Methods may be performed to remove volatile organic compounds from gaseous streams using the above-described products. In some embodiments, a method for adsorbing volatile organic compounds comprises providing a sorbent material product. In some embodiments, the sorbent material product comprises a polymer matrix and a sorbent material positioned within the polymer matrix. In some embodiments, the polymer matrix may comprise one or more of polyethylene, polypropylene, polyvinylchloride, and polytetrafluoroethylene. In some embodiments, the sorbent material may be present within the polymer matrix in an amount of about 5 wt. % to about 40 wt. %, about 10 wt. % to about 30 wt. %, or about 20 wt. %.

In some embodiments, the method may further comprise contacting the sorbent material product with an air stream comprising volatile organic compounds. The air stream may be any gaseous stream that includes volatile organic compounds. In some embodiments, the air stream may be a gaseous stream that is emitted from a vehicle. The sorbent material product may adsorb the volatile organic compounds from the air stream, thereby reducing the amount of volatile organic compounds that are emitted into the environment. In some embodiments, the method may be performed within a vehicle. In such an embodiment, the method may further comprise desorbing the volatile organic compounds when an engine of the vehicle is started.

EXAMPLES

Example 1: Sorbent Material Product BWC Testing

Samples with a composition of 20 wt. % activated carbon and 80 wt. % polypropylene mixtures and samples with a composition of 100 wt. % polypropylene were produced for butane working capacity (BWC) testing. For each sample, polypropylene was melted and then molded into a 100 mm by 150 mm by 3 mm sorbent material product. For the samples including activated carbon, the activated carbon was added to the polypropylene after melting and before the sorbent material product was molded. The surface area weight, and density of each sample was then measured, with the results provided in Table 1.

The BWC of each sample was then tested. BWC testing included drying each sample to remove moisture. Each sample was placed in a separate testing container between two pieces of foam. Each container received a flow of butane at a rate of 0.60 L/min, and the mass of the sample was recorded at 20 minutes. Butane was run through each canister at a rate of 0.60 L/min for additional 10-minute increments until the mass of the sample remained constant and the sample was saturated. Each sample was purged using air at a rate of 0.30 L/min for a total of 12 L. Each purged sample was weighed and a BWC was calculated using the difference between the saturated mass and the purged mass.

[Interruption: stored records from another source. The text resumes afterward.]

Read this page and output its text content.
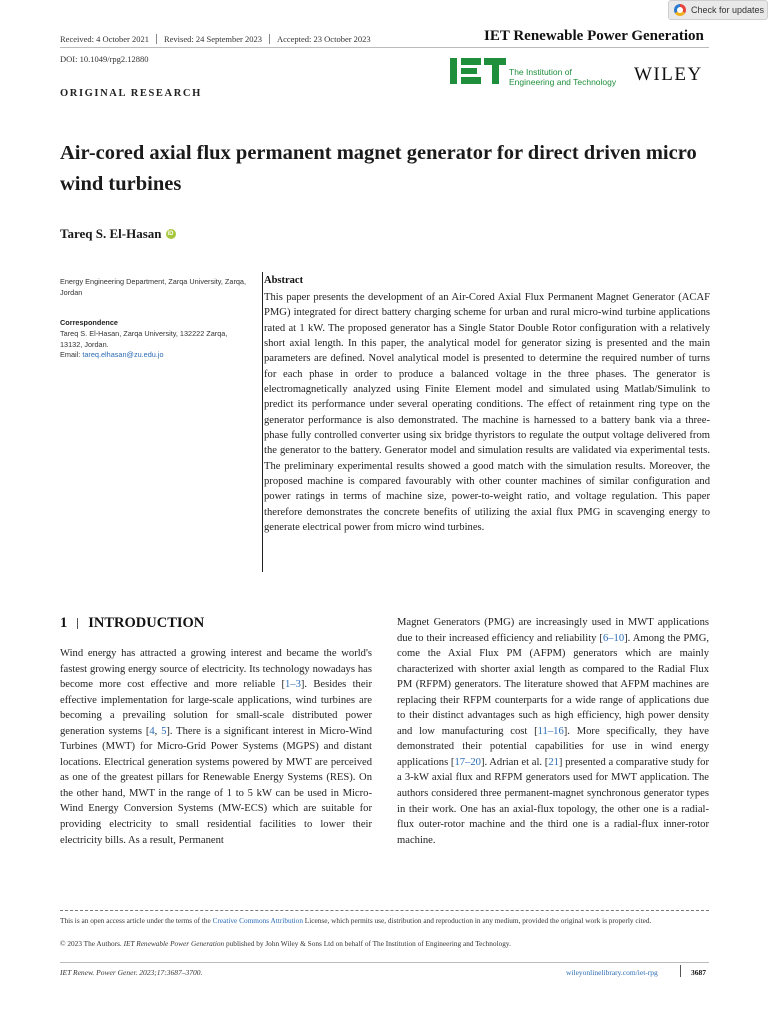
Check for updates
Received: 4 October 2021 Revised: 24 September 2023 Accepted: 23 October 2023	IET Renewable Power Generation
DOI: 10.1049/rpg2.12880
The Institution of
Engineering and Technology WILEY
ORIGINAL RESEARCH
Air-cored axial flux permanent magnet generator for direct driven micro wind turbines
Tareq S. El-Hasan	iD
Energy Engineering Department, Zarqa University, Zarqa, Jordan
Correspondence
Tareq S. El-Hasan, Zarqa University, 132222 Zarqa, 13132, Jordan.
Email: tareq.elhasan@zu.edu.jo
Abstract
This paper presents the development of an Air-Cored Axial Flux Permanent Magnet Generator (ACAF PMG) integrated for direct battery charging scheme for urban and rural micro-wind turbine applications rated at 1 kW. The proposed generator has a Single Stator Double Rotor configuration with a relatively short axial length. In this paper, the analytical model for generator sizing is presented and the main parameters are defined. Novel analytical model is presented to determine the required number of turns for each phase in order to produce a balanced voltage in the three phases. The generator is electromagnetically analyzed using Finite Element model and simulated using Matlab/Simulink to predict its performance under several operating conditions. The effect of retainment ring type on the generator performance is also demonstrated. The machine is harnessed to a battery bank via a three-phase fully controlled converter using six bridge thyristors to regulate the output voltage delivered from the generator to the battery. Generator model and simulation results are validated via experimental tests. The preliminary experimental results showed a good match with the simulation results. Moreover, the proposed machine is compared favourably with other counter machines of similar configuration and power ratings in terms of machine size, power-to-weight ratio, and voltage regulation. This paper therefore demonstrates the concrete benefits of utilizing the axial flux PMG in scavenging energy to generate electrical power from micro wind turbines.
1 INTRODUCTION
Wind energy has attracted a growing interest and became the world's fastest growing energy source of electricity. Its technology nowadays has become more cost effective and more reliable [1–3]. Besides their effective implementation for large-scale applications, wind turbines are becoming a prevailing solution for small-scale distributed power generation systems [4, 5]. There is a significant interest in Micro-Wind Turbines (MWT) for Micro-Grid Power Systems (MGPS) and distant locations. Electrical generation systems powered by MWT are perceived as one of the greatest pillars for Renewable Energy Systems (RES). On the other hand, MWT in the range of 1 to 5 kW can be used in Micro-Wind Energy Conversion Systems (MW-ECS) which are suitable for providing electricity to small residential facilities to lower their electricity bills. As a result, Permanent
Magnet Generators (PMG) are increasingly used in MWT applications due to their increased efficiency and reliability [6–10]. Among the PMG, come the Axial Flux PM (AFPM) generators which are mainly characterized with shorter axial length as compared to the Radial Flux PM (RFPM) generators. The literature showed that AFPM machines are replacing their RFPM counterparts for a wide range of applications due to their distinct advantages such as high efficiency, high power density and low manufacturing cost [11–16]. More specifically, they have demonstrated their potential capabilities for use in wind energy applications [17–20]. Adrian et al. [21] presented a comparative study for a 3-kW axial flux and RFPM generators used for MWT application. The authors considered three permanent-magnet synchronous generator types in their work. One has an axial-flux topology, the other one is a radial-flux outer-rotor machine and the third one is a radial-flux inner-rotor machine.
This is an open access article under the terms of the Creative Commons Attribution License, which permits use, distribution and reproduction in any medium, provided the original work is properly cited.
© 2023 The Authors. IET Renewable Power Generation published by John Wiley & Sons Ltd on behalf of The Institution of Engineering and Technology.
IET Renew. Power Gener. 2023;17:3687–3700.	wileyonlinelibrary.com/iet-rpg	3687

The samples of 100% polypropylene yielded an average BWC of about 0.0013 g/cm² as compared to the samples of 20 wt. % activated carbon and 80 wt. % polypropylene with an average BWC of about 0.0024 g/cm². The BWC of polypropylene is assumed to be 0, with the 0.0013 g/cm² resulting from butane that has not been adsorbed but trapped within the testing container. As such, the calculated average BWC for the sorbent material product comprising activated carbon is calculated to be 0.0011 g/cm².

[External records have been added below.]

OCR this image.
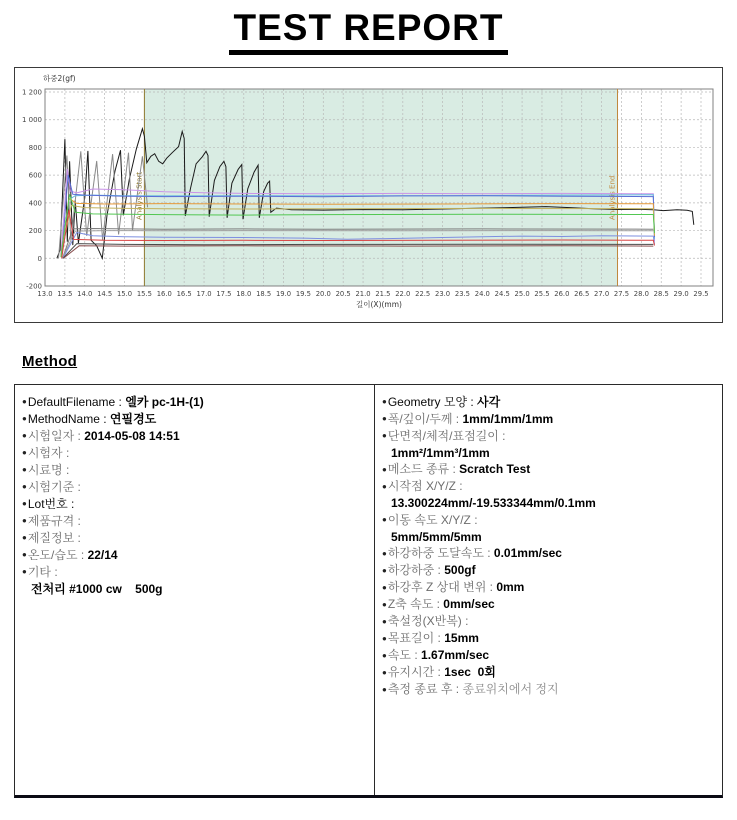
TEST REPORT
Analysis Start	Analysis End
1 200
1 000
800
600
400
200
0
-200
13.0 13.5 14.0 14.5 15.0 15.5 16.0 16.5 17.0 17.5 18.0 18.5 19.0 19.5 20.0 20.5 21.0 21.5 22.0 22.5 23.0 23.5 24.0 24.5 25.0 25.5 26.0 26.5 27.0 27.5 28.0 28.5 29.0 29.5
하중2(gf)
길이(X)(mm)
Method
●DefaultFilename : 엘카 pc-1H-(1)
●MethodName : 연필경도
●시험일자 : 2014-05-08 14:51
●시험자 :
●시료명 :
●시험기준 :
●Lot번호 :
●제품규격 :
●제질정보 :
●온도/습도 : 22/14
●기타 :
전처리 #1000 cw    500g
●Geometry 모양 : 사각
●폭/깊이/두께 : 1mm/1mm/1mm
●단면적/체적/표점길이 :
1mm²/1mm³/1mm
●메소드 종류 : Scratch Test
●시작점 X/Y/Z :
13.300224mm/-19.533344mm/0.1mm
●이동 속도 X/Y/Z :
5mm/5mm/5mm
●하강하중 도달속도 : 0.01mm/sec
●하강하중 : 500gf
●하강후 Z 상대 변위 : 0mm
●Z축 속도 : 0mm/sec
●축설정(X반복) :
●목표길이 : 15mm
●속도 : 1.67mm/sec
●유지시간 : 1sec  0회
●측정 종료 후 : 종료위치에서 정지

Various of the above-disclosed and other features and functions, or alternatives thereof, may be combined into many other different systems or applications. Various presently unforeseen or unanticipated alternatives, modifications, variations or improvements therein may be subsequently made by those skilled in the art, each of which is also intended to be encompassed by the disclosed embodiments.